Coach (and others), Have you put on your DEC positions? I'm looking at 1150/1160 For roughly $1. Any thoughts?
DEC POSITIONS: -300 SPX DEC 1135/1140 Put Spreads @ $0.30 -300 PSX DEC 1275/1280 Put Spreads @ $0.40 + 200 SPY DEC 127 Calls @ $0.30 (partial hedge for Turkey Rally potential) Margin - $150,000 Net Credit (- hedge) = $15,000 Return at expiration = 10% Phil
Coach, Any feelings on the general direction of the market in the next 5 weeks. I too have sold a DEC IC a bit further in than you on the bottom side. You're hedged on the upside so I'm assuming you see upside potential ... ? Thx.
As of today things look a little bearish to tell you the truth. However I do not feel that it is bearish enough to crash to 1140 or even 1150 so on the downside I feel protected by the distance. On the upside, things can change pretty quickly in a week or two as we get closer to Thanksgiving so that is why I placed the call hedge. Market has some strong headwinds right now as you can see 1222 or so was very hard to break and hold in the SPX. We might be here for a few days before any real direction takes hold. Phil
I have my Fib lines drawn using the Aug highs this year to the mid-October lows and we seem to be sitting on the 61.8% fib line now. I felt when I opened my IC that I would stay just outside the OCT lows on the PUT spread (1175/1165). For the CALL spread I chose the 1280/1270. Each side paid 1.10 with the SPX @ 1220. How do choose your IC spreads ? .... looks as though you're staying outside (at least) YTD highs and lows ...
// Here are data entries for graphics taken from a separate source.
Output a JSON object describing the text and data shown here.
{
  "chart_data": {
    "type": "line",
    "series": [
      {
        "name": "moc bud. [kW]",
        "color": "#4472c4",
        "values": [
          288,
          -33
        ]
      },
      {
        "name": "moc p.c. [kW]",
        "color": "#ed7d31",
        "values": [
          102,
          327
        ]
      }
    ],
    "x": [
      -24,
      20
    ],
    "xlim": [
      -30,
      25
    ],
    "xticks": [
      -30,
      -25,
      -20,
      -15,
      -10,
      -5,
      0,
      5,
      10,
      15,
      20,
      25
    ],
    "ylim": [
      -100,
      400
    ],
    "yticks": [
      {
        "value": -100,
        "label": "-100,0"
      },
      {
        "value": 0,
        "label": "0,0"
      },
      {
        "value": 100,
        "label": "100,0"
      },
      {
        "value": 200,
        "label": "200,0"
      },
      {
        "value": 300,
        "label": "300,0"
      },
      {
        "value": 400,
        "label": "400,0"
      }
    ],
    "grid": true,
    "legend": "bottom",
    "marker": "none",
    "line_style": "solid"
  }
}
Coach: Given the following two (and there may be more): 1) The IV skew favoring premiums with puts 2) No corresponding black swan event for bear calls as there is with bull puts (all other things being equal and assuming that one is trading deep OTM spreads) I'm thinking that these considerations (and perhaps others) point to a trading strategy that puts bear calls on earlier (relative to opex week) than bull puts. Forgetting the effect on margin (which I grant can be huge depending upon how large your account is and what % goes to spreads), why not put bear call spreads on 60 to 75 days before expiration (richer premiums) and keep the bull put spreads at 30 to 45 days before expiration. I have no basis right now for choosing 60 to 75 days, I'm just proposing that considerations [such as 1) and 2) above as well as others] suggest that the timing of placing bear calls vs. bull puts shouldn't necessarily be the same. As an example, if I place a Jan 1300/1310 bear call order, I might get 0.80 to 0.90 for a credit. Isn't it generally true that January is a down month relative to the typical bull push in November and December. Thoughts, comments
Coach, is there reason why would not you bugy 20 SPX 1270 instead ? It seems to be cheaper than 200 SPY. Thanks, -Nick
Clearly last October and November were strong moves upward, which apparantly is true most of the time for this time period. I'm afraid my post wasn't clear and the example I cited was poor. I wouldn't actually place that example trade today. Instead I would wait for the market to go higher based on historical trends and then pick a reasonable point to try it. My point is that I'm wondering if the difference in IV skew, difference in velocity of black swan events (maybe this is just my opinion) and coupling this with historical trends shouldn't all be used to decide when to enter a bear call spread versus a bull put spread. And I wonder if that entry point for bear calls wouldn't nominally be different than an entry point for bull puts. I guess the inherent assumption here is that we are trying to maximize premium for a probability of success of 90% or higher. Anyway, I'm sticking with the game plan as it is now, but as a relative Newbie to spreads, I'm just questioning some "rules of thumb" and wondering if they can't be refined a bit. Also, as an example, you used historical trends to refrain from placing bear calls until just yesterday (and rightly so). If we also believe that January is a down month (at least for the first two to three weeks), then why not consider placing a deep OTM bear call for January at an appropriate time (probably after Thanksgiving) based on previous historical trends. I suspect that if I were to use this type of strategy in order to generate higher premiums, I would also probably not hold positions to expiration. Instead I would probably target 75 to 80% of the maximum profit as an exit point unless the spread was really way OTM close to expiration (2 weeks or less). Thanks.